Supporting evidence for this interpretation is that the same trends in earnings and enrollments took place in the rest of the world. The earnings gap between persons with university and high school education increased in the great majority of countries, more or less regardless of their level of economic development. And as in the United States, the higher benefits from college stimulated sizable increases in the fraction of high school graduates who went on for further education. For example, in the top half of countries as measured by per capita incomes, the average percent of 30-34 year olds with a higher education increased between 1970 and 2000 from about 12 percent to over 20 percent. Lower income countries had similar increases, although poorer nations have much smaller fractions of persons with higher education.
In the great majority of countries, women increased their propensity to go to college much more rapidly than men. This sharply reduced the gender gap in college education. In fact, more women than men are getting higher education in virtually all the rich countries, and also in many middle -income countries. In the United States, a little under 60 percent of younger college graduates are now women, whereas in 1970 men were far more likely than women to start and especially to finish college.
Higher returns to college are an important immediate cause of this boom in the number of persons going to college in countries all over the globe and at different stages of economic development, but why did returns to college increase so universally? The answer must relate to general causes that were widely applicable. One factor that immediately comes to mind is the sharp expansion during the past several decades in the amount of international trade, including a rapid growth in foreign direct investment (FDI). The classical theory of international trade implies that in poorer countries with cheap low skilled labor, a growth in trade of goods and services should increase the demand for goods using relatively much of the low skilled labor, and trade should lower the demand for goods using the relatively expensive skilled labor. Increased trade has the opposite effects in rich countries. As a result, increased trade should raise the earnings of skilled workers relative to other labor in richer countries, but lower the relative earnings of skilled workers in poorer countries. Yet the gap between the earnings of skilled and less skilled workers has tended to rise in poorer countries as well.

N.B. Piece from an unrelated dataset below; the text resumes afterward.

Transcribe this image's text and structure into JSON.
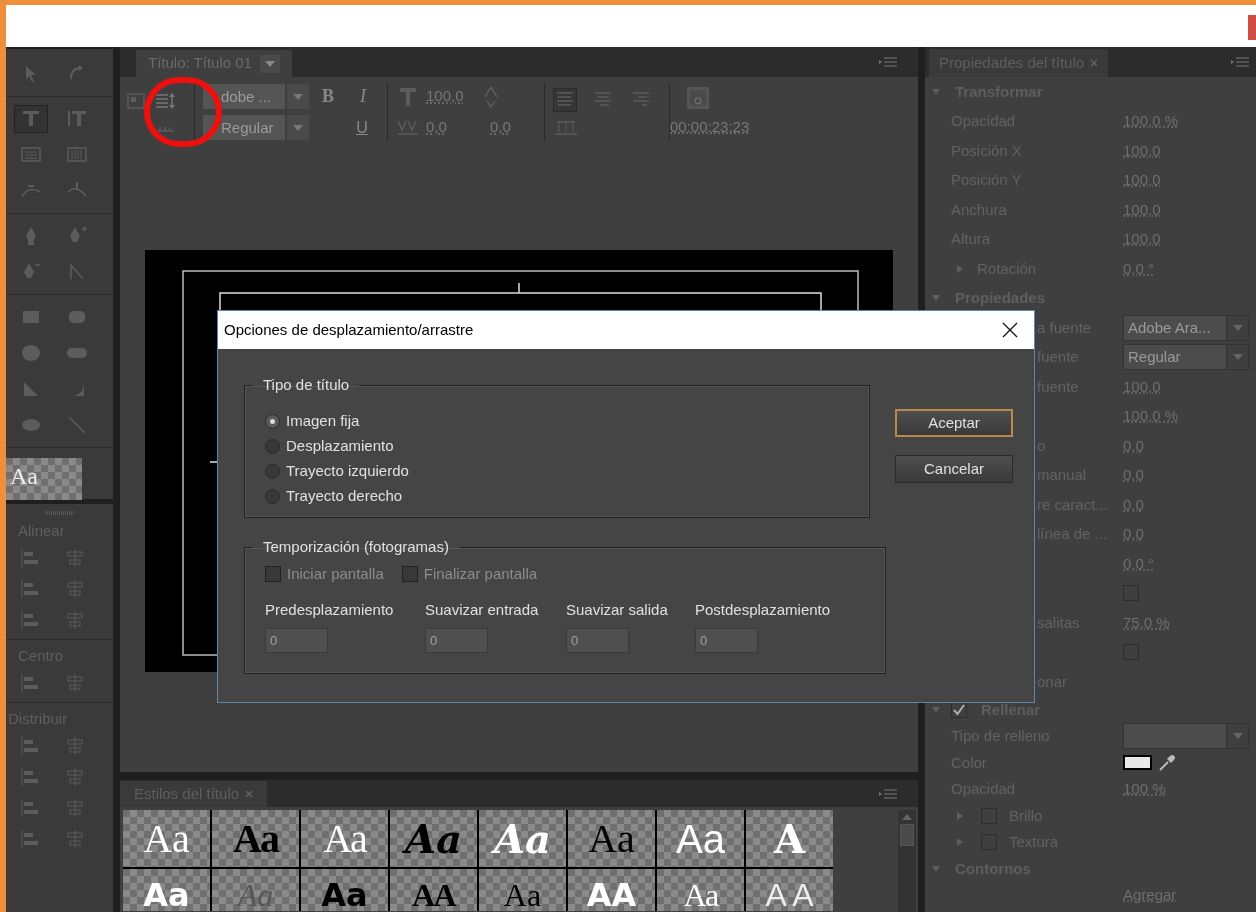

The growth in FDI helps explain this apparent contradiction to classical trade theory, for FDI tends to raise the demand for educated and other skilled workers in recipient countries. Educated and other skilled workers become more valuable in developing countries when they import capital from the technologically advanced nations.
The newer technologies that have been developed during past three decades, such as the computer and the Internet, biotech, the mapping of the genome and other advances in medicine, and cell phones and social networking, also increased the overall demand for educated persons. Since the United States is the most important innovator in the world, and has one of the most efficient economies, it has experienced a particularly rapid widening of the college earnings premium.

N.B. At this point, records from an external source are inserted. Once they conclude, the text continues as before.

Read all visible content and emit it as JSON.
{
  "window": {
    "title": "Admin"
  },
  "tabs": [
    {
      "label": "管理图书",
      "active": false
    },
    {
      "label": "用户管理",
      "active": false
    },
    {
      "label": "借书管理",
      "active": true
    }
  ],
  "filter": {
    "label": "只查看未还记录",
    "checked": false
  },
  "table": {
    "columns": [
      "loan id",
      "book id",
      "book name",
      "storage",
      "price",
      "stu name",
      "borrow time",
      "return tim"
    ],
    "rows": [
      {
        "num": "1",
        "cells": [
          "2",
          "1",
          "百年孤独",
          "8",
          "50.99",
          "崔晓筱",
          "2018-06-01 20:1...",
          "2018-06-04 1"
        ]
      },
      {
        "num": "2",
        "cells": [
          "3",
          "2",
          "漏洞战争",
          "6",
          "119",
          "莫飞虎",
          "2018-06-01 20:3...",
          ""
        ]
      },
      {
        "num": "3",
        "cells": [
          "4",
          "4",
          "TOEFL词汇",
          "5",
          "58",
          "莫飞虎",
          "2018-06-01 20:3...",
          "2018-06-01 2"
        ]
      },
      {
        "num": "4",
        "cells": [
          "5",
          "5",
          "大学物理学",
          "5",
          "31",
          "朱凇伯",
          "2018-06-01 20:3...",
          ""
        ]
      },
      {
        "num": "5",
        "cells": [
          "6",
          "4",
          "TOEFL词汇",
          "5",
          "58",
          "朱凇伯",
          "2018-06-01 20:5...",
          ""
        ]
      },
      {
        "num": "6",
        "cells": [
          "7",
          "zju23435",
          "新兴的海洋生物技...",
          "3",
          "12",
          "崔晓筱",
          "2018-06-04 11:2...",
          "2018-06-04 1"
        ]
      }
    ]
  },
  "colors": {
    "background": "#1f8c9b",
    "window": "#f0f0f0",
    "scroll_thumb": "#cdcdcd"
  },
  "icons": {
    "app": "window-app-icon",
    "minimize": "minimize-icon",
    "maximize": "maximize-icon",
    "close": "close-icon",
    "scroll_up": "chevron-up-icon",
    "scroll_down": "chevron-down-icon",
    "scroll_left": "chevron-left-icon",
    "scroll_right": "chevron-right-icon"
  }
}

Under the right circumstances, these newer technologies flow from the rich innovating countries, such as the United States and Japan, to developing and other countries. Technologies may be embodied in internationally traded goods and services, or in capital transfers, or brought back by students who study in the innovating nations. Since the international transfer of technologies is expedited by having a larger number of well -educated persons, the transfer of technologies also raises the demand for persons with higher education.

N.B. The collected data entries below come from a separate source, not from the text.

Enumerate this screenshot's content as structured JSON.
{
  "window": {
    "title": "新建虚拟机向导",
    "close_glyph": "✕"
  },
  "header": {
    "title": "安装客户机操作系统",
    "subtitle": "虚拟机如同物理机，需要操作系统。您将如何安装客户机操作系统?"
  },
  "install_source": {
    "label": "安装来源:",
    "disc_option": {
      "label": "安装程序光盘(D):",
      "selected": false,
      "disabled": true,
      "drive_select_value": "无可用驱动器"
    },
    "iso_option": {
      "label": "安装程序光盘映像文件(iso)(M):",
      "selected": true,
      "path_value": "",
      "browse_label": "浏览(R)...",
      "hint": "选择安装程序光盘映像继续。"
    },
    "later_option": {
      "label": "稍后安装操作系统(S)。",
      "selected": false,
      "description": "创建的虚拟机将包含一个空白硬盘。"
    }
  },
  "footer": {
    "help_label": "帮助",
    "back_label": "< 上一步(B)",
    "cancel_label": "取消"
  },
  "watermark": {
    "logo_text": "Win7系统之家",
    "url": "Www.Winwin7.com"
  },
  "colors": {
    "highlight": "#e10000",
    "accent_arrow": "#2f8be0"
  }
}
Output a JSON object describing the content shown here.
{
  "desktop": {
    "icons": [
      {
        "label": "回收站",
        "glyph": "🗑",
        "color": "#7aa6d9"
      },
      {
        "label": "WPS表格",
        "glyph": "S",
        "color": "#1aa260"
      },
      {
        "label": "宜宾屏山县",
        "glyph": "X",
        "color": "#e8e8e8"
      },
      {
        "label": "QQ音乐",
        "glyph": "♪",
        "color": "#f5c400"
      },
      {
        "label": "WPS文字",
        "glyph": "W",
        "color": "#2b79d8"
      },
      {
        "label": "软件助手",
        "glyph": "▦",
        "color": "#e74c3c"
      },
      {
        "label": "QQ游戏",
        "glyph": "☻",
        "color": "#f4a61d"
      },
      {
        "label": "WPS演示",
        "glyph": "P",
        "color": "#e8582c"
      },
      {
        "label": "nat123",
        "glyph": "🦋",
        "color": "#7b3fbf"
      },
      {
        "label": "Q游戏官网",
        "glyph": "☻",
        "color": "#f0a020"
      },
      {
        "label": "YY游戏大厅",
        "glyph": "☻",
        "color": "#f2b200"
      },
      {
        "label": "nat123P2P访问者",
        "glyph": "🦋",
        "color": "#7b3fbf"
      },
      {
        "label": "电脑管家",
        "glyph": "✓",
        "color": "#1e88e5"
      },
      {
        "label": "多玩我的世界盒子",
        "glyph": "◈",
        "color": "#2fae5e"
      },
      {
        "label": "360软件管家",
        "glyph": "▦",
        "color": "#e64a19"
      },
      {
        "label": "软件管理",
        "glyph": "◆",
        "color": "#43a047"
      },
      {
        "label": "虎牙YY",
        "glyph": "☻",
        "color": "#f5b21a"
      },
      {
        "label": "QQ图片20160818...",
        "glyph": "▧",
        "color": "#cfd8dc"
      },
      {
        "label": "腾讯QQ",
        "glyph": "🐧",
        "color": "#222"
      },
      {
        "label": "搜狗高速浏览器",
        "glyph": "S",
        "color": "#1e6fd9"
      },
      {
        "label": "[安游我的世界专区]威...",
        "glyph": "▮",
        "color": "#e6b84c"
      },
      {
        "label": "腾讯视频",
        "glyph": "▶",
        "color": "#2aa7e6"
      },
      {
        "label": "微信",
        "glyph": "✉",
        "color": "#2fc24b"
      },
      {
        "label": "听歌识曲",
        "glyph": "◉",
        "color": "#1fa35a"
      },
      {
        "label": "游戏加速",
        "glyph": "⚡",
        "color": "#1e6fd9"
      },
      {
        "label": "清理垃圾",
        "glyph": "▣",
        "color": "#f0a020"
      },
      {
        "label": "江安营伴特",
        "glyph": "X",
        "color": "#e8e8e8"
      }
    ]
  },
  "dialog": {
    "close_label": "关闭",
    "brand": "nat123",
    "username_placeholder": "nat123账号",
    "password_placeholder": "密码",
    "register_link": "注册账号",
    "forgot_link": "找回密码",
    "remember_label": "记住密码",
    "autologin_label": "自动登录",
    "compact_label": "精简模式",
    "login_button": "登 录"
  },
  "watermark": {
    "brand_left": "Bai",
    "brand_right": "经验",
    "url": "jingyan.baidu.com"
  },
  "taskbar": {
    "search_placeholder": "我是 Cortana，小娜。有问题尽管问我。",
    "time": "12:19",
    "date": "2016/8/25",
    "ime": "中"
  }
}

Many articles have complained that the increased benefits from higher education have contributed to widening inequality, not only in the United States, but in many other countries as well, including major developing countries like China and India. The larger education earnings premiums certainly helped widen income inequality, but these larger premiums also raised the efficiency of investments in capital by raising rates of return on human capital.
Higher returns on capital obviously raise the efficiency of an economy. The challenge to public and private policies is to increase the number of persons who manage to go to and benefit from college, for that would reduce inequality while raising the number of persons who benefit from the higher returns to a college education. How to accomplish this is too large a topic to be considered in this discussion, but improving the preparation of disadvantaged children so that they can benefit more from schooling should probably have high priority. Also important would be to increase the quality of schools available to these children by raising the degree of competition among schools.